Even the health insurance companies that cover Ozempic, Wegovy and other GLP-1 drugs for weight loss don't make it easy.
These glucagon-like peptide 1 agonists, which carry list prices up to $1,200 a month and must be taken indefinitely to maintain results, have exploded in popularity even though most insurers only cover them to treat diabetes.
Related: Insurers, PBMs restrict access to weight loss drugs as demand soars
A few companies, such as Highmark, do include GLP-1s for weight loss in the formularies for some plans. But there's a catch.
In order to qualify, patients must abide by step therapy requirements that are vague and put the onus on them and their doctors to figure out how to secure insurance coverage, policy documents show. For instance, members are told they must engage in diet and exercise programs, but insurers don't spell out what interventions are acceptable, how progress will be measured or whether those initial stages will be covered.

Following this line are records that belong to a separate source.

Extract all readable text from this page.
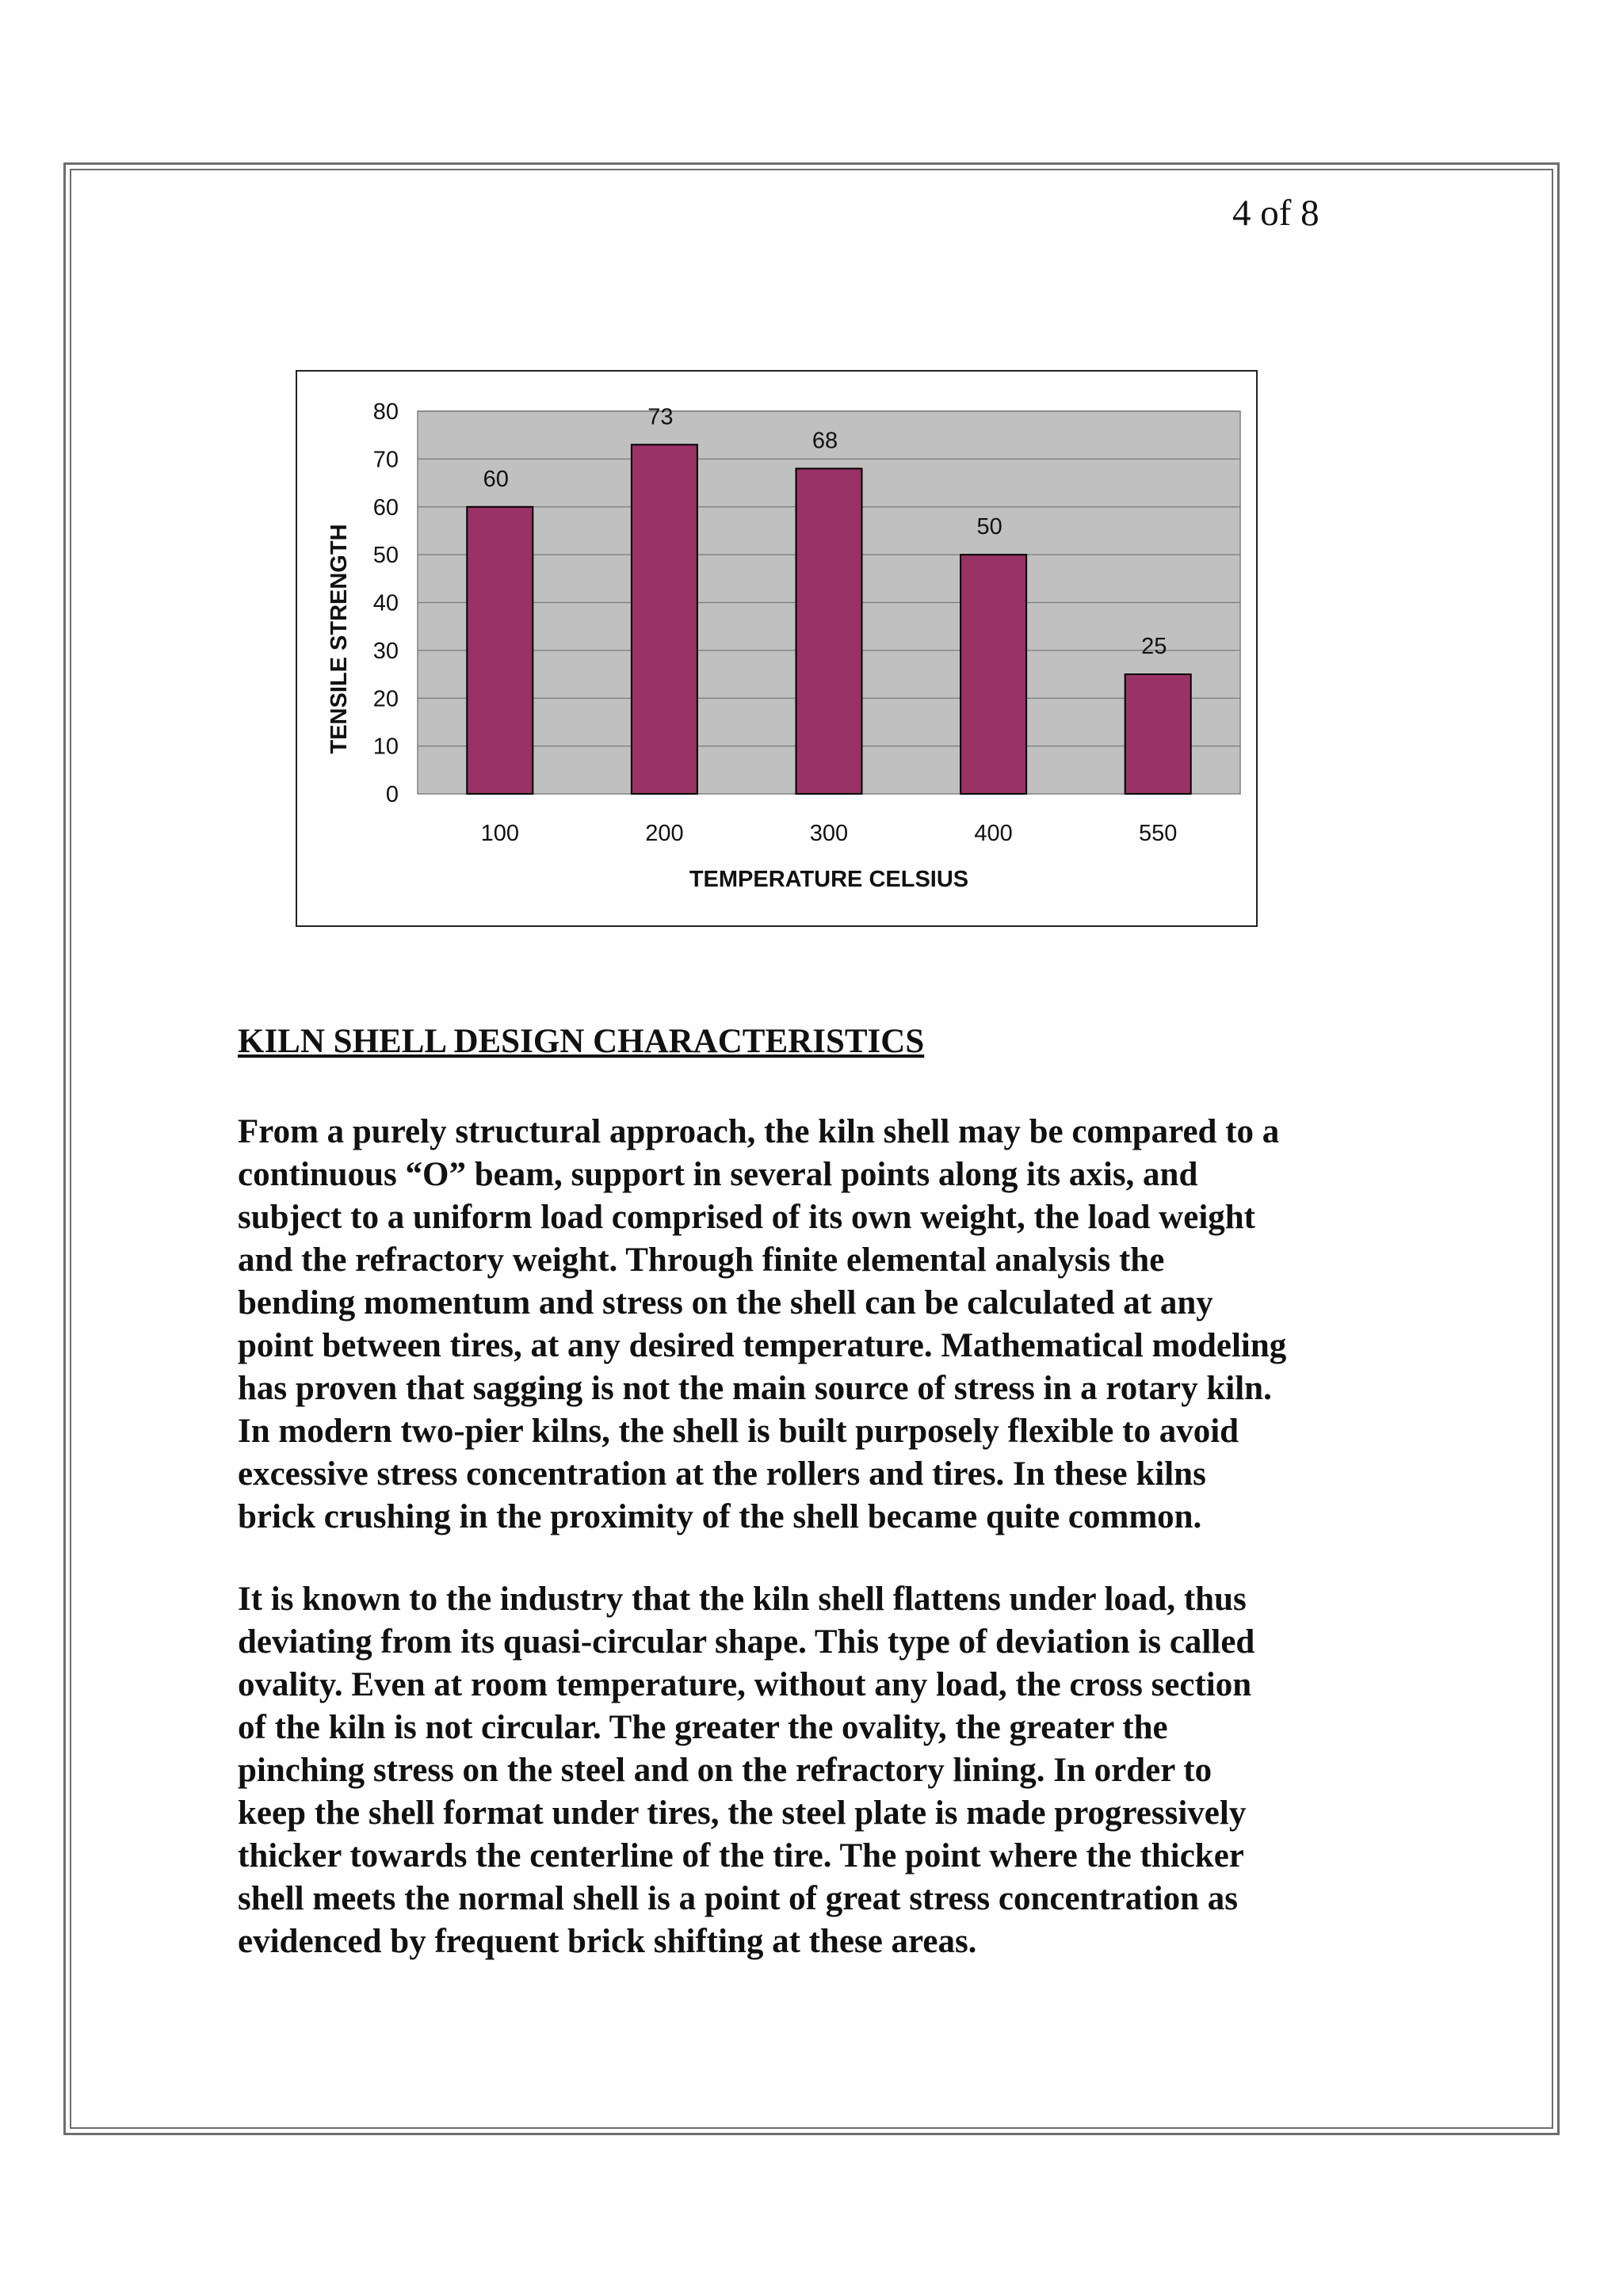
4 of 8
0
10
20
30
40
50
60
70
80
60
100
73
200
68
300
50
400
25
550
TEMPERATURE CELSIUS
TENSILE STRENGTH
KILN SHELL DESIGN CHARACTERISTICS
From a purely structural approach, the kiln shell may be compared to a
continuous “O” beam, support in several points along its axis, and
subject to a uniform load comprised of its own weight, the load weight
and the refractory weight. Through finite elemental analysis the
bending momentum and stress on the shell can be calculated at any
point between tires, at any desired temperature. Mathematical modeling
has proven that sagging is not the main source of stress in a rotary kiln.
In modern two-pier kilns, the shell is built purposely flexible to avoid
excessive stress concentration at the rollers and tires. In these kilns
brick crushing in the proximity of the shell became quite common.
It is known to the industry that the kiln shell flattens under load, thus
deviating from its quasi-circular shape. This type of deviation is called
ovality. Even at room temperature, without any load, the cross section
of the kiln is not circular. The greater the ovality, the greater the
pinching stress on the steel and on the refractory lining. In order to
keep the shell format under tires, the steel plate is made progressively
thicker towards the centerline of the tire. The point where the thicker
shell meets the normal shell is a point of great stress concentration as
evidenced by frequent brick shifting at these areas.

Among the 18 largest commercial insurers by membership, only Centene and Blue Cross Blue Shield of Michigan specify the types of exercise and diet programs they require, according to the Tufts Specialty Drug Evidence and Coverage Database.

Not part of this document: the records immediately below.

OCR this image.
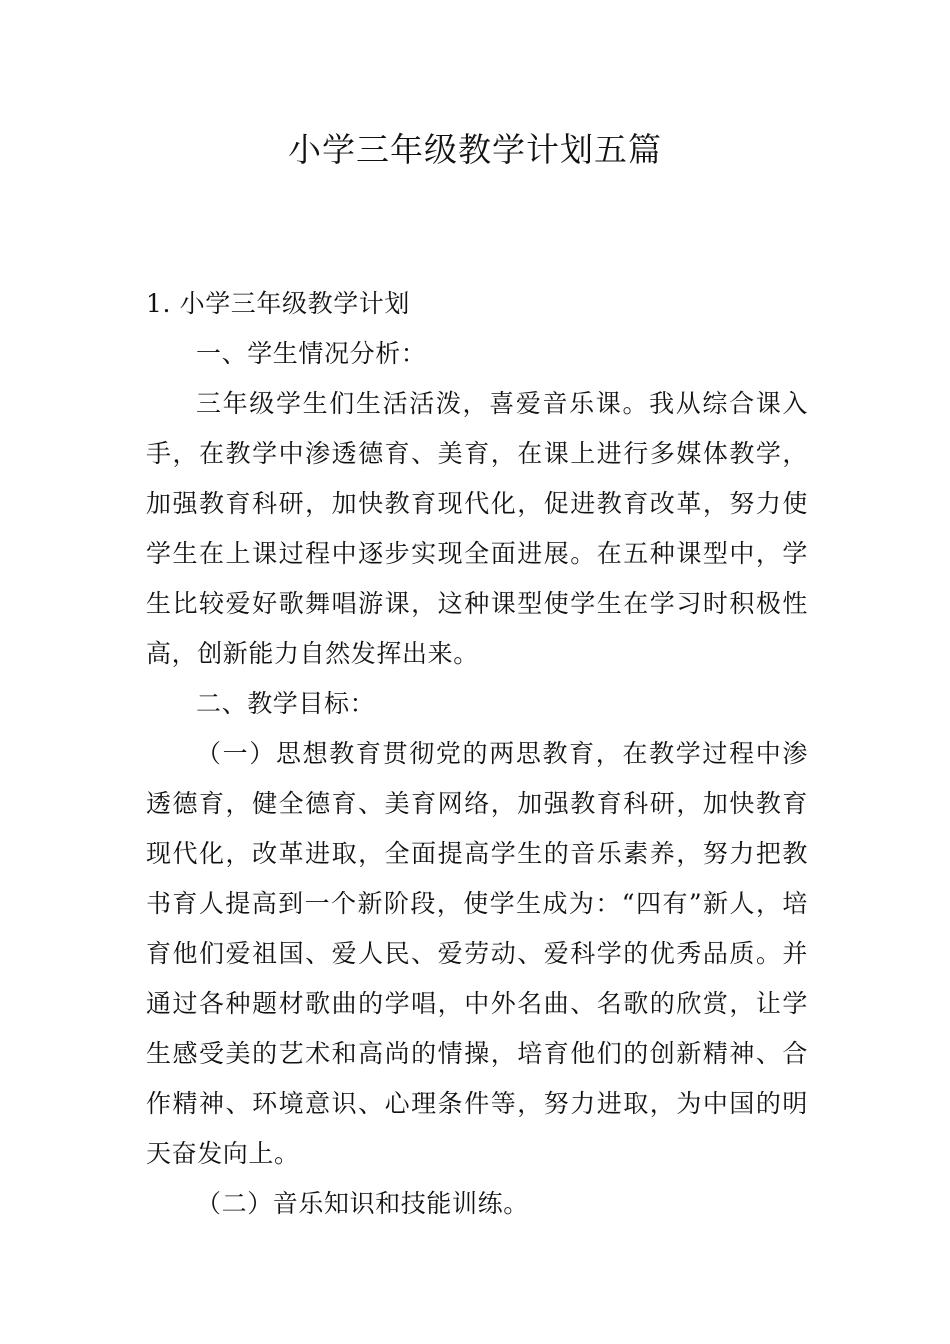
小学三年级教学计划五篇

1. 小学三年级教学计划

一、学生情况分析：

三年级学生们生活活泼，喜爱音乐课。我从综合课入手，在教学中渗透德育、美育，在课上进行多媒体教学，加强教育科研，加快教育现代化，促进教育改革，努力使学生在上课过程中逐步实现全面进展。在五种课型中，学生比较爱好歌舞唱游课，这种课型使学生在学习时积极性高，创新能力自然发挥出来。

二、教学目标：

（一）思想教育贯彻党的两思教育，在教学过程中渗透德育，健全德育、美育网络，加强教育科研，加快教育现代化，改革进取，全面提高学生的音乐素养，努力把教书育人提高到一个新阶段，使学生成为：“四有”新人，培育他们爱祖国、爱人民、爱劳动、爱科学的优秀品质。并通过各种题材歌曲的学唱，中外名曲、名歌的欣赏，让学生感受美的艺术和高尚的情操，培育他们的创新精神、合作精神、环境意识、心理条件等，努力进取，为中国的明天奋发向上。

（二）音乐知识和技能训练。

“What does it mean to require patients to be in a comprehensive weight-management program? Is a gym membership enough? Is a subscription to Noom and being a member of a gym sufficient?" said James Chambers, a Tufts Medical Center professor who tracks coverage of high-cost therapies. "Or do you need to keep some sort of log that shows you attended the gym and adhered to counseling?”
Highmark Health’s requirements for Medicare Part D prescription drug plans, Kaiser Foundation Health Plan of the Northwest’s rules for exchange plans and UnitedHealthcare’s conditions for most self-insured employer plans require beneficiaries to enroll in unspecified diet, exercise, behavioral health or community-based programs, according to documents the consulting company Leverage provided to Modern Healthcare.